[swift-evolution] [Review] SE-0180: String Index Overhaul

Tue Jun 6 12:57:37 CDT 2017

on Mon Jun 05 2017, Kevin Ballard <swift-evolution at swift.org> wrote:

> https://github.com/apple/swift-evolution/blob/master/proposals/0180-string-index-overhaul.md
> <https://github.com/apple/swift-evolution/blob/master/proposals/0180-string-index-overhaul.md>
>
> Overall it looks pretty good. But unfortunately the answer to "Will
> applications still compile but produce different behavior than they
> used to?" is actually "Yes", when using APIs provided by
> Foundation. This is because Foundation is currently able to return
> String.Index values that don't point to Character boundaries.
>
> Specifically, in Swift 3, the following code:
>
> import Foundation
>
> let str = "e\u{301}galite\u{301}"
> let r = str.rangeOfCharacter(from: ["\u{301}"])!
> print(str[r] == "\u{301}")
>
> will print “true”, because the returned range identifies the combining
> acute accent only. But with the proposed String.Index revisions, the
> `str[r]` subscript will return the whole "e\u{301}” combined
> character.

Hmm, true.

This doesn't totally invalidate the concern, but...

The existing behavior is a bug in the way Foundation interfaces with the
3.0 standard library.  str.rangeOfCharacter (which should be
str.rangeOfUnicodeScalar) should be returning
Range<String.UnicodeScalarView.Index> but is returning a misaligned
Range<String.Index>.  Everything in the 3.0 standard library design is
engineered to ensure that misaligned String indices don't happen at all
(although they still can—just use an index from string1 in string2),
thus the rigorous failable index conversion APIs.

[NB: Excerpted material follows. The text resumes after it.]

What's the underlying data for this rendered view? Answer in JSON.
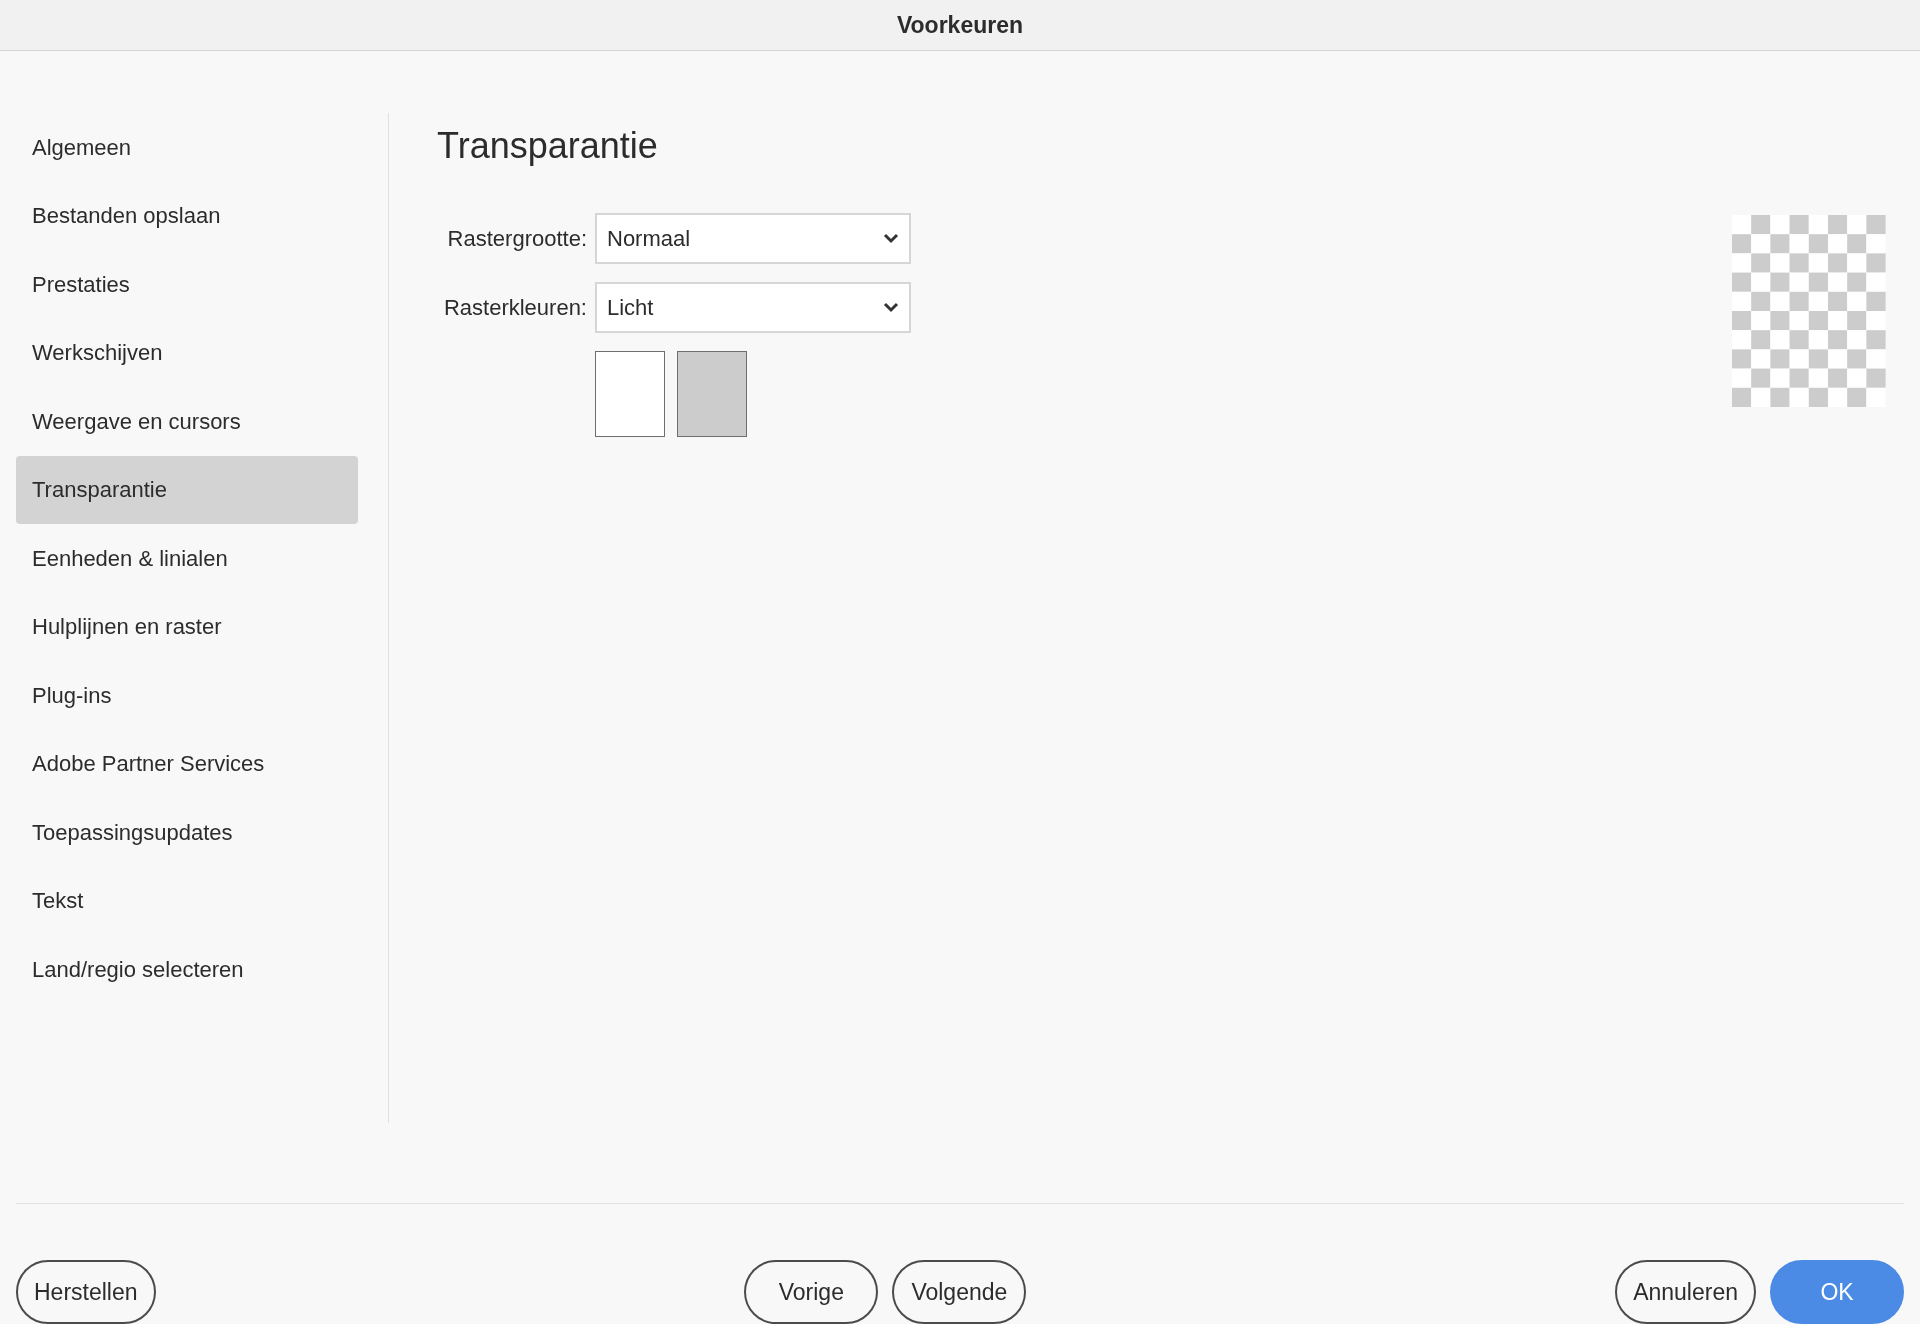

It's easy to produce results with this API that don't make sense in
Swift 3:

  let str = "e\u{301}\u{302}galite\u{301}"
  str.rangeOfCharacter(from: ["\u{301}"])!
  print(str[r.lowerBound] == "\u{301}") // false

> This is, of course, an edge case, but we need to consider the
> implications of this and determine if it actually affects anything
> that’s likely to be a problem in practice.

I agree.  It would also be reasonable to pick a different behavior for
misaligned indices, for example:

  Indices *that don't fall on a code unit boundary* are “rounded down”
  before use.

The existing behaviors for these cases are a cluster of coincidences,
and were never designed.  I doubt that preserving them in their current
form makes sense and will lead to a usable string semantics for the long
term, but if they do in fact happen to make sense, we'd still need to
codify the rules so we can keep future behaviors consistent.

> There’s also the curious case where I can have two String.Index values
> that compare unequal but actually return the same value when used in a
> subscript. 
> For example, with the above string, if I have a
> String.Index(encodedOffset: 0) and a String.Index(encodedOffset:
> 1). This may not be a problem in practice, but it’s something to be
> aware of.

I don't think this one even rises to that level.

let s = "aaa"
var si = s.indices.makeIterator()
let i0 = si.next()!
let i1 = si.next()!
print(i0 == i1)       // false
print(s[i0] == s[i1]) // true.  Surprised?

> I’m also confused by the paragraph about index comparison. It talks
> about if two indices are valid in a single String view, comparison
> semantics are according to Collection, and otherwise indexes are
> compared using encodedOffsets, and this means indexes aren’t totally
> ordered. But I’m not sure what the first part is supposed to mean. How
> is comparing indices that are valid within a single view any different
> than comparing the encodedOffsets?

In today's String, encodedOffset is an offset in UTF-16.  Two indices
into a UTF-8 view may be unequal yet have the same encodedOffset.

Regards,

-- 
-Dave